Um tribunal do Quênia considerou nesta sexta-feira (26) “inconstitucional, ilegal e inválido” o plano do governo de enviar mil agentes policiais para o Haiti no âmbito de uma missão apoiada pela ONU.

O governo queniano reagiu rapidamente, declarando que recorrerá “de imediato” da decisão judicial, disse seu porta-voz Isaac Maigua Mwaura.

Essa decisão representa um freio a essa força multinacional, muito esperada por Porto Príncipe, destinada a deter o caos crescente no pequeno país caribenho. Ali, a violência de gangues deixou cerca de 5.000 mortos em 2023, dos quais mais de 2.700 eram civis, de acordo com o último relatório das Nações Unidas.

Além desse clima de terror generalizado, com seus habitantes forçados a fugir, ou a se esconder, o país atravessa uma das “piores” crises alimentares do mundo, alerta o relatório.

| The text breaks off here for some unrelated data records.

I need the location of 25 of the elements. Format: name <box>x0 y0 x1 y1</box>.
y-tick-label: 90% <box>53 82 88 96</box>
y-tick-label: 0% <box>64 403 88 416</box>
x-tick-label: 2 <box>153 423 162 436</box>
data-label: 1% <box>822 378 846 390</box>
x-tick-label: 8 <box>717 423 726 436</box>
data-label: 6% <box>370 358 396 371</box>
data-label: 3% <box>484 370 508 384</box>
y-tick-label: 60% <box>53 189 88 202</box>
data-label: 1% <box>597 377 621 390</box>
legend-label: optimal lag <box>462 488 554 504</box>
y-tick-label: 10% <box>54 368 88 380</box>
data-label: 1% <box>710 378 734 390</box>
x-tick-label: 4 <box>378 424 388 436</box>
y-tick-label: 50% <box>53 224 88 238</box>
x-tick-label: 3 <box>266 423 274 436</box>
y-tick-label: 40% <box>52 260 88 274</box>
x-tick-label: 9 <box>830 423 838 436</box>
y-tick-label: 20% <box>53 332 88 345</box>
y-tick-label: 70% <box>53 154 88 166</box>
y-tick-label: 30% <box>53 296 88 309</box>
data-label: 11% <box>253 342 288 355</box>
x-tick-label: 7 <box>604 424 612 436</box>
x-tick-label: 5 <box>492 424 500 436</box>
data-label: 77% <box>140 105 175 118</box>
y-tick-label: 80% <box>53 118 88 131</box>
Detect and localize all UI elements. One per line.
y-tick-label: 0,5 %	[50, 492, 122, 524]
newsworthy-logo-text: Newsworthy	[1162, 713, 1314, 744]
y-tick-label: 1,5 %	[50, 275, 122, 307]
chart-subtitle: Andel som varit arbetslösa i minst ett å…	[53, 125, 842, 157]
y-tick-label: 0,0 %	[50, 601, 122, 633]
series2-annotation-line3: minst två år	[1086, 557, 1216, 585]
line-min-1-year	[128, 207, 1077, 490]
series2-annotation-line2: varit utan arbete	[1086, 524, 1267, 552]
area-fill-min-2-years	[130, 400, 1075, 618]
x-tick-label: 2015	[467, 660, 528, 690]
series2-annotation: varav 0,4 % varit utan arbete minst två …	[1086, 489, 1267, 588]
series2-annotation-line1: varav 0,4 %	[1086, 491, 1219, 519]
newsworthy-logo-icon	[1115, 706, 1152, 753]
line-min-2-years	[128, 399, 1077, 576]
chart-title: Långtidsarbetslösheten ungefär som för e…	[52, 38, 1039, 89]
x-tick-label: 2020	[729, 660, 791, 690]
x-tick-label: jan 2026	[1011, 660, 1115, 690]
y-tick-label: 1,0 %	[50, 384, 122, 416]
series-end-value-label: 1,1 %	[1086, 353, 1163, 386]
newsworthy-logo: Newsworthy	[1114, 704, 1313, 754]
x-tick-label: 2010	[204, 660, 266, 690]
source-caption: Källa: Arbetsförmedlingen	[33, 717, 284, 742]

Ante os chamados cada vez mais urgentes do governo haitiano e da ONU, o Quênia concordou em liderar essa missão, composta por entre 2.500 e 2.600 soldados e que deveria ser destacada “durante o primeiro trimestre de 2024”, segundo a representante especial adjunta da ONU no Haiti.

Ratificado pelo Parlamento queniano em 16 de novembro, o plano gerou protestos no país africano.

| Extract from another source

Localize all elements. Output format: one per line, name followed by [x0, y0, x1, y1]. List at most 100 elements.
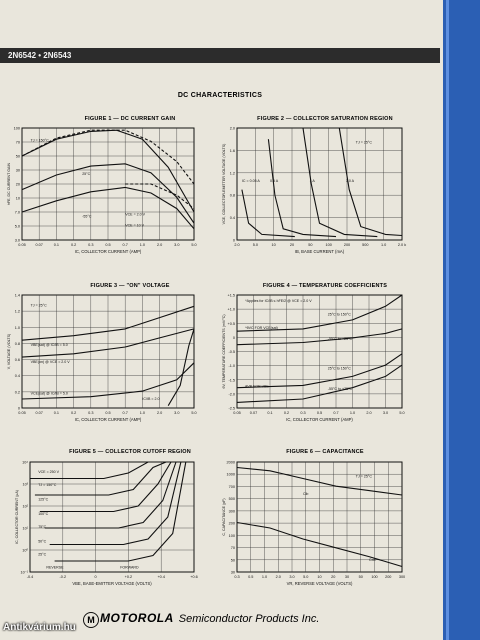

O membro da oposição Ekuru Aukut recorreu ao Tribunal Superior de Nairóbi, porém, alegando que essa missão é inconstitucional, porque não se baseava em qualquer lei ou tratado.

“O Conselho de Segurança Nacional não tem nenhum mandato para enviar agentes da polícia nacional para fora do Quênia”, afirmou o juiz Enock Chacha Mwita nesta sexta-feira.

Uma “decisão assim vai contra a Constituição e a lei e, portanto, é inconstitucional, ilegal e inválida”, acrescentou.

– ‘Missão para a humanidade’ –

O ministro haitiano das Relações Exteriores, Jean Victor Généus, exigiu na quinta-feira que reforços sejam enviados rapidamente para a ilha.

“Cada dia que passa é mais um dia (…) que vivemos no inferno das gangues”, declarou ele no Conselho de Segurança da ONU.

O Quênia já participou de várias missões de paz em países vizinhos, como a República Democrática do Congo, ou a Somália, e em outras partes do mundo, incluindo Libéria, Timor Leste e a antiga Iugoslávia.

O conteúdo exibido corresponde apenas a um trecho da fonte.